Citrus, Almond, Coconut and White Polenta Cake

130    gm fine white polenta
130    gm ground blanched almonds
130    gm shredded coconut
60      gm Revenge G-F Almond Plain Flour
3        gm Revenge G-F Baking Powder
280    gm unsalted butter
280    gm caster sugar
5        eggs
2        lemons, zest only
1        orange, zest only
1        teaspoon vanilla extract
150    ml citrus juice, made from some combined juice
250    gm pure icing sugar, sifted

Preheat oven to 160°C.  Grease and line a 22cm cake tin with baking paper.

Combine the polenta, almonds, coconut, GF almond flour mix and the GF baking powder and set aside. 

Place the butter and sugar in a bowl of an electric mixer and beat until light and creamy. Add the eggs one at a time, beating well after each addition. Beat in the zest and vanilla.

Gently fold the dry mix into the wet mix and then fold in 100ml of the citrus juice. Do not over mix.

Pour the mix into the cake tin and bake for 60 minutes or until a skewer comes out clean. If the top is browning too quickly then cover the cake loosely with some foil.

Cool the cake in the tin and then invert it onto a cake rack. (The cake will keep well for a day or two if stored in an airtight container in a cool place.)

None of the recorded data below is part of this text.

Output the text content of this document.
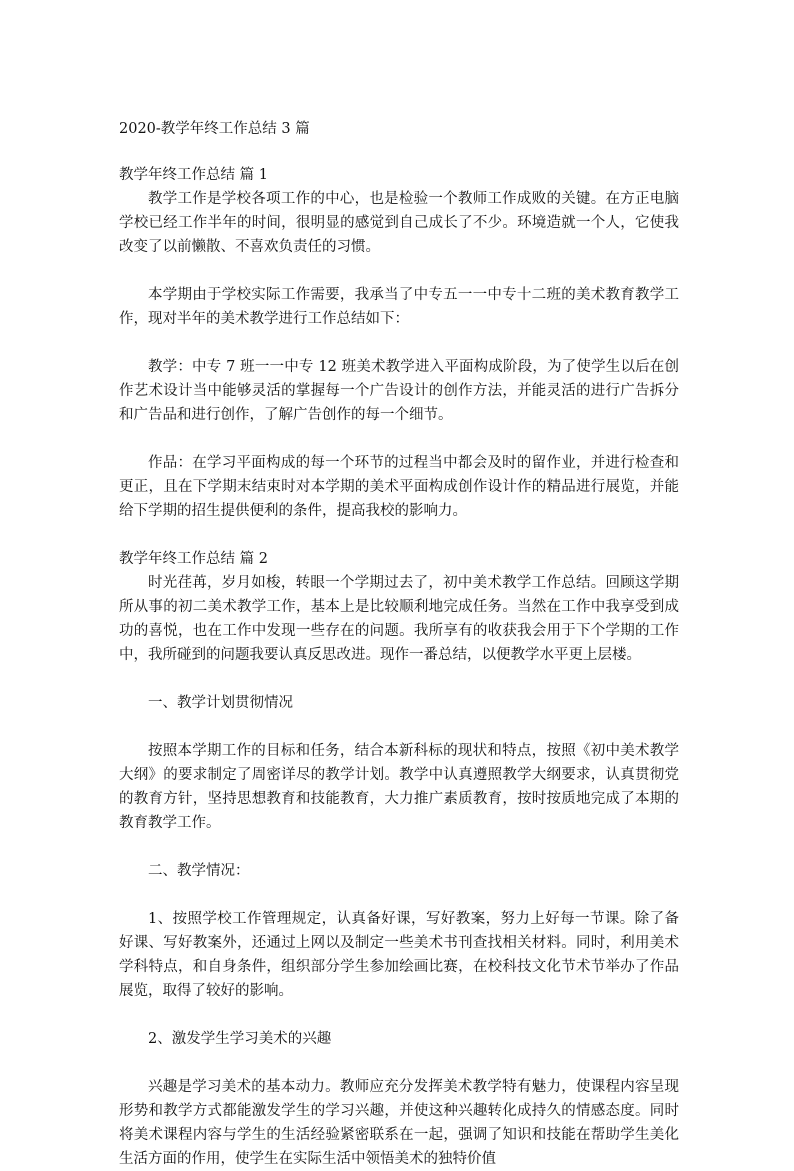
2020-教学年终工作总结 3 篇

教学年终工作总结 篇 1

教学工作是学校各项工作的中心，也是检验一个教师工作成败的关键。在方正电脑学校已经工作半年的时间，很明显的感觉到自己成长了不少。环境造就一个人，它使我改变了以前懒散、不喜欢负责任的习惯。

本学期由于学校实际工作需要，我承当了中专五一一中专十二班的美术教育教学工作，现对半年的美术教学进行工作总结如下：

教学：中专 7 班一一中专 12 班美术教学进入平面构成阶段，为了使学生以后在创作艺术设计当中能够灵活的掌握每一个广告设计的创作方法，并能灵活的进行广告拆分和广告品和进行创作，了解广告创作的每一个细节。

作品：在学习平面构成的每一个环节的过程当中都会及时的留作业，并进行检查和更正，且在下学期末结束时对本学期的美术平面构成创作设计作的精品进行展览，并能给下学期的招生提供便利的条件，提高我校的影响力。

教学年终工作总结 篇 2

时光荏苒，岁月如梭，转眼一个学期过去了，初中美术教学工作总结。回顾这学期所从事的初二美术教学工作，基本上是比较顺利地完成任务。当然在工作中我享受到成功的喜悦，也在工作中发现一些存在的问题。我所享有的收获我会用于下个学期的工作中，我所碰到的问题我要认真反思改进。现作一番总结，以便教学水平更上层楼。

一、教学计划贯彻情况

按照本学期工作的目标和任务，结合本新科标的现状和特点，按照《初中美术教学大纲》的要求制定了周密详尽的教学计划。教学中认真遵照教学大纲要求，认真贯彻党的教育方针，坚持思想教育和技能教育，大力推广素质教育，按时按质地完成了本期的教育教学工作。

二、教学情况：

1、按照学校工作管理规定，认真备好课，写好教案，努力上好每一节课。除了备好课、写好教案外，还通过上网以及制定一些美术书刊查找相关材料。同时，利用美术学科特点，和自身条件，组织部分学生参加绘画比赛，在校科技文化节术节举办了作品展览，取得了较好的影响。

2、激发学生学习美术的兴趣

兴趣是学习美术的基本动力。教师应充分发挥美术教学特有魅力，使课程内容呈现形势和教学方式都能激发学生的学习兴趣，并使这种兴趣转化成持久的情感态度。同时将美术课程内容与学生的生活经验紧密联系在一起，强调了知识和技能在帮助学生美化生活方面的作用，使学生在实际生活中领悟美术的独特价值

Mix the icing sugar and the remaining 50ml citrus juice in a small bowl. Place it over a small saucepan of simmering water and stir until smooth and warmed a bit. Pour the icing over the cake, smoothing around the side or leaving it to drip down the side.
Slide the iced cake onto a serving plate and serve with whipped cream and some seasonal fruit of your choice. We served it with some sweet strawberries mixed with orange segments and a dash of Cointreau.